Dd1 and dp(1 Post)
We have two dd's aged 4 and 18months. Eldest dd is definitely a 'mummy's girl' she frequently comes to me for cuddles and says 'l love you' multiple times a day, if she's hurt she will want me rather than dp, sometimes screaming at dp that she wants mummy not him.
She is a lot less affectionate with dp, doesn't tell him she loves him and doesn't come to him for cuddles as much and refuses cuddles from him a lot more than she does me. He does spend time with her and I actively encourage her to go to daddy for things if I am busy with something else as I want them both to see him as someone they can turn to too as well as me, both for their benefit, dp's benefit and mine so it doesn't all fall on my shoulders iykwim.

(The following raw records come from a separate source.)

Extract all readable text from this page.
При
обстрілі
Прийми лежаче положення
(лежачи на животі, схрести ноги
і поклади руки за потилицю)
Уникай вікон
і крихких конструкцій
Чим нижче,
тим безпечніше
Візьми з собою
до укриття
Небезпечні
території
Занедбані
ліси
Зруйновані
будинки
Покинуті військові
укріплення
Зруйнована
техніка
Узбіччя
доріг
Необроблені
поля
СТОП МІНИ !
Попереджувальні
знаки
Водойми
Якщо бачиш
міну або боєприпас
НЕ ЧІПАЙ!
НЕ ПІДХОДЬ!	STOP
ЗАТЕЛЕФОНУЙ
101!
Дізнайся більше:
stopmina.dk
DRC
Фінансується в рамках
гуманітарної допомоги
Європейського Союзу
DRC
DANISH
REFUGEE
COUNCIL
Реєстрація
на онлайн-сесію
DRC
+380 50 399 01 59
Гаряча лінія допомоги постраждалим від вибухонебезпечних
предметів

We try not to make a huge issue of it, as I feel that would exacerbate the situation, (I.e making her more likely to refuse affection to him because she gets 'attention' for it) and we are hoping that this is something that will change over time. But dp does feel hurt by it and does take it personally sometimes even though we know it's not 'personal'. We have had chats with her before about how it is hurtful to daddy when she tells him she doesn't like or love him (obviously not true and said by her for effect) and that it's not very nice to say those things about people.
For context he works full time (39hrs so it's not like he's never here) and I'm a sahm so I guess dc see me as 'primary care giver' as obviously I am around them more and do the majority of the child related stuff, but he does make an effort to spend time with him when he is home - he 'plays' with them more than I do even though he works, for example.
Just wondering if anyone else has a similar situation and how they dealt with it? I'm thinking maybe dp and dd1 could do with some 1on1 time without me or dd2 as that is something they haven't done for a while and that would help their relationship grow, but I'm not sure what else we can do or even if we are approaching this correctly in the first place so any advice would be helpful.